So, I came across this question:
A plane perpendicular to the x-y plane contains the point (2, 1, 8) on the paraboloid $z = x^2 + 4y^2$. The cross-section of the paraboloid created by this plane has slope $0$ at this point. Find an equation of the plane.
I was able to figure it out by finding the gradient $<f_x, f_y>$ at the mentioned point and using that as my normal, to get an answer of $4(x-2)+8(y-1)=0$. All is well and good. Then I came across this question:
Find an equation for the plane tangent to $7=x^2 - 3y^2 +z^2 = 7$ at the point $(1,1,3)$.

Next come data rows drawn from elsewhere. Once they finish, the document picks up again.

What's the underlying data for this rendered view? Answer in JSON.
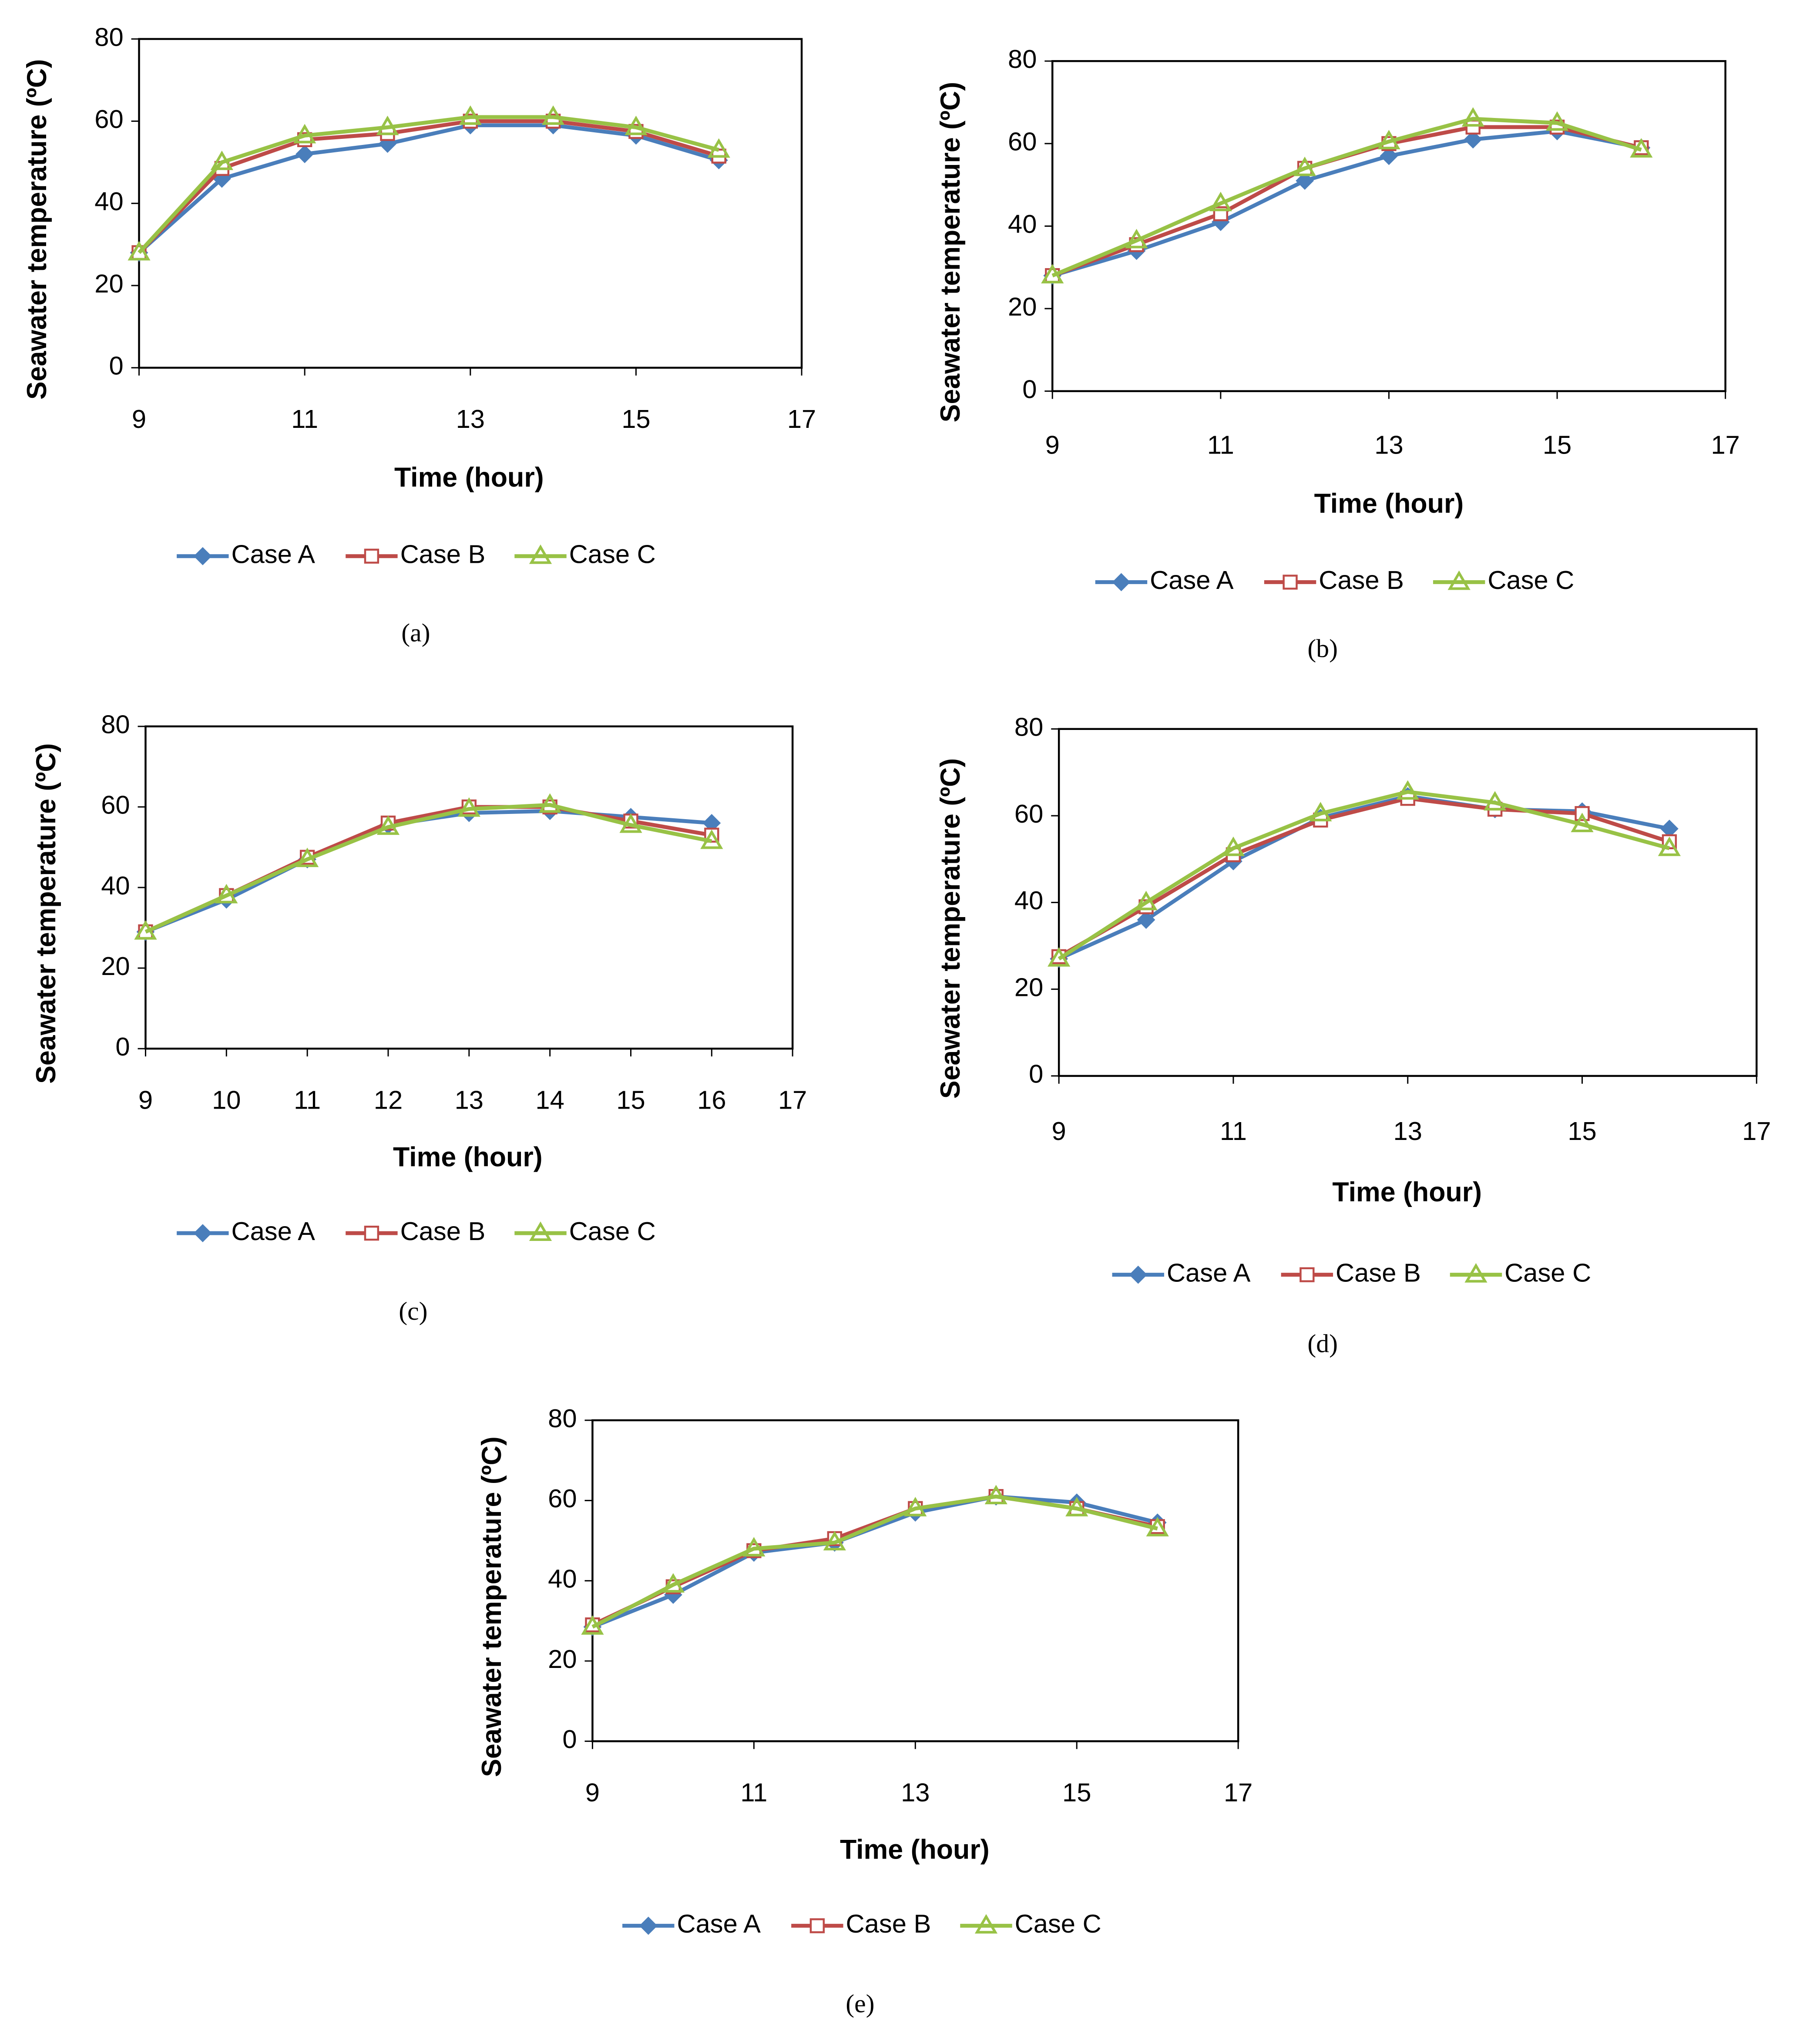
{
  "chart_data": [
    {
      "type": "line",
      "label": "(a)",
      "x_label": "Time (hour)",
      "y_label": "Seawater temperature (ºC)",
      "x": [
        9,
        10,
        11,
        12,
        13,
        14,
        15,
        16
      ],
      "xlim": [
        9,
        17
      ],
      "xticks": [
        9,
        11,
        13,
        15,
        17
      ],
      "ylim": [
        0,
        80
      ],
      "yticks": [
        0,
        20,
        40,
        60,
        80
      ],
      "series": [
        {
          "name": "Case A",
          "color": "#4a7ebb",
          "marker": "diamond",
          "values": [
            28,
            46,
            52,
            54.5,
            59,
            59,
            56.5,
            50.5
          ]
        },
        {
          "name": "Case B",
          "color": "#be4b48",
          "marker": "square",
          "values": [
            28,
            48.5,
            55.5,
            57,
            60,
            60,
            57.5,
            51.5
          ]
        },
        {
          "name": "Case C",
          "color": "#98c246",
          "marker": "triangle",
          "values": [
            28,
            50,
            56.5,
            58.5,
            61,
            61,
            58.5,
            53
          ]
        }
      ]
    },
    {
      "type": "line",
      "label": "(b)",
      "x_label": "Time (hour)",
      "y_label": "Seawater temperature (ºC)",
      "x": [
        9,
        10,
        11,
        12,
        13,
        14,
        15,
        16
      ],
      "xlim": [
        9,
        17
      ],
      "xticks": [
        9,
        11,
        13,
        15,
        17
      ],
      "ylim": [
        0,
        80
      ],
      "yticks": [
        0,
        20,
        40,
        60,
        80
      ],
      "series": [
        {
          "name": "Case A",
          "color": "#4a7ebb",
          "marker": "diamond",
          "values": [
            28,
            34,
            41,
            51,
            57,
            61,
            63,
            59
          ]
        },
        {
          "name": "Case B",
          "color": "#be4b48",
          "marker": "square",
          "values": [
            28,
            35.5,
            43,
            54,
            60,
            64,
            64,
            59
          ]
        },
        {
          "name": "Case C",
          "color": "#98c246",
          "marker": "triangle",
          "values": [
            28,
            36.5,
            45.5,
            54,
            60.5,
            66,
            65,
            58.5
          ]
        }
      ]
    },
    {
      "type": "line",
      "label": "(c)",
      "x_label": "Time (hour)",
      "y_label": "Seawater temperature (ºC)",
      "x": [
        9,
        10,
        11,
        12,
        13,
        14,
        15,
        16
      ],
      "xlim": [
        9,
        17
      ],
      "xticks": [
        9,
        10,
        11,
        12,
        13,
        14,
        15,
        16,
        17
      ],
      "ylim": [
        0,
        80
      ],
      "yticks": [
        0,
        20,
        40,
        60,
        80
      ],
      "series": [
        {
          "name": "Case A",
          "color": "#4a7ebb",
          "marker": "diamond",
          "values": [
            29,
            37,
            47,
            55.5,
            58.5,
            59,
            57.5,
            56
          ]
        },
        {
          "name": "Case B",
          "color": "#be4b48",
          "marker": "square",
          "values": [
            29,
            38,
            47.5,
            56,
            60,
            60,
            56.5,
            53
          ]
        },
        {
          "name": "Case C",
          "color": "#98c246",
          "marker": "triangle",
          "values": [
            29,
            38,
            47,
            55,
            59.5,
            60.5,
            55.5,
            51.5
          ]
        }
      ]
    },
    {
      "type": "line",
      "label": "(d)",
      "x_label": "Time (hour)",
      "y_label": "Seawater temperature (ºC)",
      "x": [
        9,
        10,
        11,
        12,
        13,
        14,
        15,
        16
      ],
      "xlim": [
        9,
        17
      ],
      "xticks": [
        9,
        11,
        13,
        15,
        17
      ],
      "ylim": [
        0,
        80
      ],
      "yticks": [
        0,
        20,
        40,
        60,
        80
      ],
      "series": [
        {
          "name": "Case A",
          "color": "#4a7ebb",
          "marker": "diamond",
          "values": [
            27,
            36,
            49.5,
            59.5,
            64.5,
            61.5,
            61,
            57
          ]
        },
        {
          "name": "Case B",
          "color": "#be4b48",
          "marker": "square",
          "values": [
            27.5,
            39,
            51,
            59,
            64,
            61.5,
            60.5,
            54
          ]
        },
        {
          "name": "Case C",
          "color": "#98c246",
          "marker": "triangle",
          "values": [
            27,
            40,
            52.5,
            60.5,
            65.5,
            63,
            58,
            52.5
          ]
        }
      ]
    },
    {
      "type": "line",
      "label": "(e)",
      "x_label": "Time (hour)",
      "y_label": "Seawater temperature (ºC)",
      "x": [
        9,
        10,
        11,
        12,
        13,
        14,
        15,
        16
      ],
      "xlim": [
        9,
        17
      ],
      "xticks": [
        9,
        11,
        13,
        15,
        17
      ],
      "ylim": [
        0,
        80
      ],
      "yticks": [
        0,
        20,
        40,
        60,
        80
      ],
      "series": [
        {
          "name": "Case A",
          "color": "#4a7ebb",
          "marker": "diamond",
          "values": [
            28.5,
            36.5,
            47,
            49.5,
            57,
            61,
            59.5,
            54.5
          ]
        },
        {
          "name": "Case B",
          "color": "#be4b48",
          "marker": "square",
          "values": [
            29,
            38.5,
            47.5,
            50.5,
            58,
            61,
            58,
            53.5
          ]
        },
        {
          "name": "Case C",
          "color": "#98c246",
          "marker": "triangle",
          "values": [
            28.5,
            39,
            48,
            49.5,
            58,
            61,
            58,
            53
          ]
        }
      ]
    }
  ]
}
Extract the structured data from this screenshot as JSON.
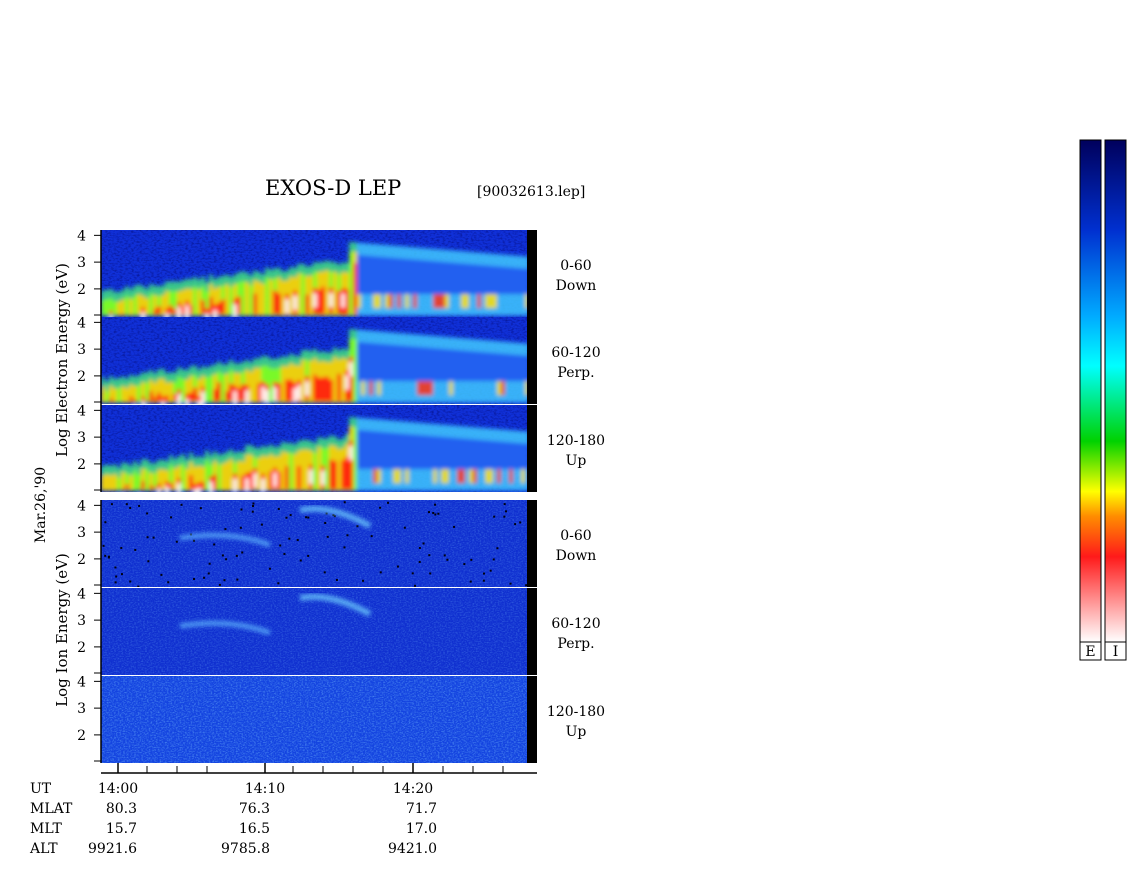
{
  "header": {
    "title": "EXOS-D LEP",
    "file": "[90032613.lep]"
  },
  "labels": {
    "electron_axis": "Log  Electron  Energy  (eV)",
    "ion_axis": "Log  Ion  Energy  (eV)",
    "date": "Mar.26,'90"
  },
  "panel_ticks": [
    "4",
    "3",
    "2"
  ],
  "panels": [
    {
      "species": "electron",
      "angle": "0-60",
      "dir": "Down"
    },
    {
      "species": "electron",
      "angle": "60-120",
      "dir": "Perp."
    },
    {
      "species": "electron",
      "angle": "120-180",
      "dir": "Up"
    },
    {
      "species": "ion",
      "angle": "0-60",
      "dir": "Down"
    },
    {
      "species": "ion",
      "angle": "60-120",
      "dir": "Perp."
    },
    {
      "species": "ion",
      "angle": "120-180",
      "dir": "Up"
    }
  ],
  "ephemeris": {
    "row_labels": [
      "UT",
      "MLAT",
      "MLT",
      "ALT"
    ],
    "columns": [
      {
        "UT": "14:00",
        "MLAT": "80.3",
        "MLT": "15.7",
        "ALT": "9921.6"
      },
      {
        "UT": "14:10",
        "MLAT": "76.3",
        "MLT": "16.5",
        "ALT": "9785.8"
      },
      {
        "UT": "14:20",
        "MLAT": "71.7",
        "MLT": "17.0",
        "ALT": "9421.0"
      }
    ]
  },
  "colorbars": {
    "left_label": "E",
    "right_label": "I"
  },
  "chart_data": {
    "type": "heatmap",
    "title": "EXOS-D LEP",
    "subtitle": "[90032613.lep]",
    "xlabel": "UT",
    "x_ticks": [
      "14:00",
      "14:10",
      "14:20"
    ],
    "ylabel_electron": "Log Electron Energy (eV)",
    "ylabel_ion": "Log Ion Energy (eV)",
    "y_ticks": [
      4,
      3,
      2
    ],
    "ylim": [
      1,
      4.2
    ],
    "pitch_angle_bins": [
      "0-60 Down",
      "60-120 Perp.",
      "120-180 Up"
    ],
    "colormap": [
      "#ffffff",
      "#ff2020",
      "#ffff00",
      "#00c800",
      "#00ffff",
      "#0050ff",
      "#00005a"
    ]
  }
}
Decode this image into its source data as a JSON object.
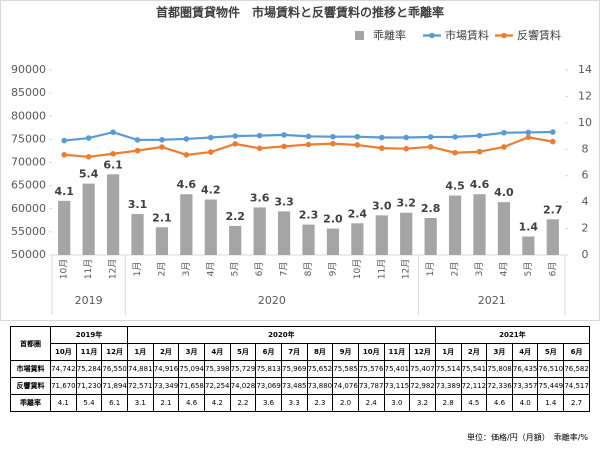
{
  "chart_data": {
    "type": "bar_line",
    "title": "首都圏賃貸物件　市場賃料と反響賃料の推移と乖離率",
    "categories": [
      "10月",
      "11月",
      "12月",
      "1月",
      "2月",
      "3月",
      "4月",
      "5月",
      "6月",
      "7月",
      "8月",
      "9月",
      "10月",
      "11月",
      "12月",
      "1月",
      "2月",
      "3月",
      "4月",
      "5月",
      "6月"
    ],
    "x_groups": [
      {
        "label": "2019",
        "count": 3
      },
      {
        "label": "2020",
        "count": 12
      },
      {
        "label": "2021",
        "count": 6
      }
    ],
    "series": [
      {
        "name": "乖離率",
        "type": "bar",
        "axis": "y2",
        "color": "#a5a5a5",
        "values": [
          4.1,
          5.4,
          6.1,
          3.1,
          2.1,
          4.6,
          4.2,
          2.2,
          3.6,
          3.3,
          2.3,
          2.0,
          2.4,
          3.0,
          3.2,
          2.8,
          4.5,
          4.6,
          4.0,
          1.4,
          2.7
        ],
        "value_labels": [
          "4.1",
          "5.4",
          "6.1",
          "3.1",
          "2.1",
          "4.6",
          "4.2",
          "2.2",
          "3.6",
          "3.3",
          "2.3",
          "2.0",
          "2.4",
          "3.0",
          "3.2",
          "2.8",
          "4.5",
          "4.6",
          "4.0",
          "1.4",
          "2.7"
        ]
      },
      {
        "name": "市場賃料",
        "type": "line",
        "color": "#5b9bd5",
        "values": [
          74742,
          75284,
          76550,
          74881,
          74916,
          75094,
          75398,
          75729,
          75813,
          75969,
          75652,
          75585,
          75576,
          75401,
          75407,
          75514,
          75541,
          75808,
          76435,
          76510,
          76582
        ]
      },
      {
        "name": "反響賃料",
        "type": "line",
        "color": "#ed7d31",
        "values": [
          71670,
          71230,
          71894,
          72571,
          73349,
          71658,
          72254,
          74028,
          73069,
          73485,
          73880,
          74076,
          73787,
          73115,
          72982,
          73389,
          72112,
          72336,
          73357,
          75449,
          74517
        ]
      }
    ],
    "ylim": [
      50000,
      90000
    ],
    "yticks": [
      50000,
      55000,
      60000,
      65000,
      70000,
      75000,
      80000,
      85000,
      90000
    ],
    "y2lim": [
      0,
      14
    ],
    "y2ticks": [
      0,
      2,
      4,
      6,
      8,
      10,
      12,
      14
    ],
    "grid": false,
    "legend": "top-right"
  },
  "table": {
    "corner": "首都圏",
    "years": [
      {
        "label": "2019年",
        "count": 3
      },
      {
        "label": "2020年",
        "count": 12
      },
      {
        "label": "2021年",
        "count": 6
      }
    ],
    "rows": [
      {
        "label": "市場賃料",
        "cells": [
          "74,742",
          "75,284",
          "76,550",
          "74,881",
          "74,916",
          "75,094",
          "75,398",
          "75,729",
          "75,813",
          "75,969",
          "75,652",
          "75,585",
          "75,576",
          "75,401",
          "75,407",
          "75,514",
          "75,541",
          "75,808",
          "76,435",
          "76,510",
          "76,582"
        ]
      },
      {
        "label": "反響賃料",
        "cells": [
          "71,670",
          "71,230",
          "71,894",
          "72,571",
          "73,349",
          "71,658",
          "72,254",
          "74,028",
          "73,069",
          "73,485",
          "73,880",
          "74,076",
          "73,787",
          "73,115",
          "72,982",
          "73,389",
          "72,112",
          "72,336",
          "73,357",
          "75,449",
          "74,517"
        ]
      },
      {
        "label": "乖離率",
        "cells": [
          "4.1",
          "5.4",
          "6.1",
          "3.1",
          "2.1",
          "4.6",
          "4.2",
          "2.2",
          "3.6",
          "3.3",
          "2.3",
          "2.0",
          "2.4",
          "3.0",
          "3.2",
          "2.8",
          "4.5",
          "4.6",
          "4.0",
          "1.4",
          "2.7"
        ]
      }
    ],
    "note": "単位：価格/円（月額）　乖離率/%"
  }
}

Since this equation is not in terms of $z$, I used implicit differentiation to find $\frac{\partial{f}}{\partial{x}}$ and $\frac{\partial{f}}{\partial{y}}$, and thought of using these as my normal to the plane. However, looking at the back, they had an answer of $2(x-1) - 6(y-2) + 6(z-3)$. That is, they treated the function as $f(x,y,z)$ and just found the three partial derivatives, and used that as their normal. I don't quite understand why they can do this. The function is in three dimensions. So shouldn't the gradient have only two? Also, even if I assume we are allowed to do this, for the previous question, I should be able to write $0 = x^2 + 4y^2 - z$ and find a gradient $<2x, 8y, -1>$ just like the second question, but that changes my whole answer. So why is it not allowed in the first question, but allowed in the second?
Hmm good question. So, suppose you have an equation $F(x,y) = x^2 + y^2-1$, now the level sets of that scalar functions are circles as long as $F(x,y)>-1$ (why?). Now, recall that gradient of $F$ is perpendicular to level sets and hence $\nabla F$ is perpendicular to the circle passing through point $(x,y)$. If you evaluate this function on a point on the circle, you can guess that you would get a vector in normal direction to circle.
Concrete example, consider the point $(0,1)$ on circle $x^2 +y^2=1$, to get the normal vector here rearrange to make it $F(x,y)=0$ and then take the grad:
$$ \nabla F = <2x,2y>$$
To get the unit normal divide by magnitude:
$$ \hat{n} = \frac{<x,y>}{\sqrt{x^2 +y^2} } = <x,y>$$
Plug in $(0,1)$ and you can see that this is indeed the unit normal at the point
Tl;dr: Bringing all the variables of a three variable equation to one side and gradien'ting it gives the normal to the surface corresponding to that equation.
Btw to compare with the first question, notice that the plane is not really tangent to the paraboloid.